Your next question is from Walter Pritchard with Citi. Please go ahead with your question.
Hi, thanks. Graham, I wonder if you could talk about deferred sale commissions. If we look at the new deferred commissions on cash flow that was actually down substantially year over year, but $32,000,000 something about half that. Can you talk about what the drivers of that number were?
Well, I think
we still have some comparison issues with Q1 and Q4 the previous year where we had sort of really, really spectacular large transactions closing that drove very high commission payments to the sales teams that were involved in those transactions. And clearly, we had a strong Q4 here, but we didn't have some of those marquee transactions that really drive the big, big commission checks. So I mean other than that we haven't I'd say our year over year growth in terms of a hiring is a bit slower this year versus the previous year. But we haven't changed the comp plans particularly or anything like that. So I think it's really the profile and the distribution of the transactions that creates a lot of that change.
And your final question today comes from Raimo Lenschow with Barclays. Please go ahead with your question.

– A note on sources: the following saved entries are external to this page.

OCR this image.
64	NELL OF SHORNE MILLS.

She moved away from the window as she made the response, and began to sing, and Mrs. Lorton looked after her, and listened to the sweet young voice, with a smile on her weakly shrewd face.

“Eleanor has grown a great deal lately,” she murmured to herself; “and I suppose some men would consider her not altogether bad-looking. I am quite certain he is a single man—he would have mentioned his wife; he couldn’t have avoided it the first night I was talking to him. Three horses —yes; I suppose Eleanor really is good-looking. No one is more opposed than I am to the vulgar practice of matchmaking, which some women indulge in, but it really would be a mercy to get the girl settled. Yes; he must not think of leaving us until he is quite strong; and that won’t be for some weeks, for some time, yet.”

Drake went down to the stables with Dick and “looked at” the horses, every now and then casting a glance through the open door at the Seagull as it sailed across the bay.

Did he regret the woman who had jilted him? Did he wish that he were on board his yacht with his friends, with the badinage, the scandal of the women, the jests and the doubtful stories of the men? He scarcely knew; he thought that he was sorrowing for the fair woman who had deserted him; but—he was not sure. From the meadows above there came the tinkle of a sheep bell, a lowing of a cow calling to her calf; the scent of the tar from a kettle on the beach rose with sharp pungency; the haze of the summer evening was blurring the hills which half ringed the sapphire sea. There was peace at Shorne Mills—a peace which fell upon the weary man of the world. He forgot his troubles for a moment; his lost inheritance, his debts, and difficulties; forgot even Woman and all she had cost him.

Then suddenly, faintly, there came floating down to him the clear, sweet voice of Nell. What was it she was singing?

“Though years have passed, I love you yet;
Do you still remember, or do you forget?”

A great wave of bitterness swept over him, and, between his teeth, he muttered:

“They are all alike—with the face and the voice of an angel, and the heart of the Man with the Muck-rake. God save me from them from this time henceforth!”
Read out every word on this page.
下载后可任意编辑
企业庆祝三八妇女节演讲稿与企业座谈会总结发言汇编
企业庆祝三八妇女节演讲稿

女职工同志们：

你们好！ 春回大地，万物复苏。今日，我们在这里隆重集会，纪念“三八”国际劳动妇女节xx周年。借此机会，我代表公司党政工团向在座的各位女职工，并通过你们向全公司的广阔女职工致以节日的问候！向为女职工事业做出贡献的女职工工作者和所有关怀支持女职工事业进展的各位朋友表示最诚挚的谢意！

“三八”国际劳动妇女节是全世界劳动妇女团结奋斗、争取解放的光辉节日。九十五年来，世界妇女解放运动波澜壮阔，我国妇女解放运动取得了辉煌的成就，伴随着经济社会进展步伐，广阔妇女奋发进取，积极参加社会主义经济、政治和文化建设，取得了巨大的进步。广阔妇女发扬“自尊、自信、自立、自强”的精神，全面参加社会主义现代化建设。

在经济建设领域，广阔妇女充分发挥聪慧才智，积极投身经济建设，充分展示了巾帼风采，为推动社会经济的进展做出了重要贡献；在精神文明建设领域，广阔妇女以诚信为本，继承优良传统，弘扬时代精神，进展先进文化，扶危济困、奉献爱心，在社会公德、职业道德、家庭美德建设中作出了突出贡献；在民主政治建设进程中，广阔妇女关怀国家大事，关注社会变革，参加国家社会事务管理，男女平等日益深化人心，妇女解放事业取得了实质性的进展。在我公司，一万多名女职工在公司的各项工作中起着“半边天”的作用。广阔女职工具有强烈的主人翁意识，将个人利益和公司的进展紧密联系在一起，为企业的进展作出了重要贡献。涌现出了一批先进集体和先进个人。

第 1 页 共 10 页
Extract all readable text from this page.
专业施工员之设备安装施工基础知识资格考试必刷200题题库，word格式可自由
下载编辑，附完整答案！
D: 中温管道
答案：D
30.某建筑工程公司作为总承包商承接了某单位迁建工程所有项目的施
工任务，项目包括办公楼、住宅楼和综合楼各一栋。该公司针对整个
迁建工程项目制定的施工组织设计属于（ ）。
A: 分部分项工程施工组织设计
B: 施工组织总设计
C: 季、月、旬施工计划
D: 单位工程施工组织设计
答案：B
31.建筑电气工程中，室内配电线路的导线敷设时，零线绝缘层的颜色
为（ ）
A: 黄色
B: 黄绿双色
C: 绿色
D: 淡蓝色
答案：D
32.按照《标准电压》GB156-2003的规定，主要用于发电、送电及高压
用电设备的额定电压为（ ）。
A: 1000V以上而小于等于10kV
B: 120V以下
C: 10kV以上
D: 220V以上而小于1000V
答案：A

Thank you for taking my question. Just a quick one on the regions. I noticed that Asia has been decelerating now for 2 quarters and is actually growing at a growth rate. It doesn't look overly exciting. Could you just talk about some of the drivers there?
Thank you.
So Raimo, I think we've highlighted that on previous calls that in spite of the fact we obviously have some very large, very successful customers in Japan, generally that market's been quite tough for us over the last couple of years, particularly in the enterprise. I think small business has continued to kind of motor along very nicely. But enterprise in Japan has been slow. And of course that takes time to kind of feed through into our revenue numbers. Now you're seeing obviously a very different approach to managing the Japanese economy.
We'll be there next week. And I think we our sales team over there feel much more excited about the prospects for large enterprise transactions this year. But it's primarily Japan that's affecting that revenue growth number. The rest of Asia which is sort of Australia, New Zealand and ASEAN has been relatively consistent a relatively consistent performer over the last few years.
Great. Well, thanks everyone and thanks for joining us today. I just encourage you all again to register for Dream Force. Do that early. And we look forward to updating you in August.
Thanks very much.
Thank you, everyone, for joining today's conference call. You may now disconnect.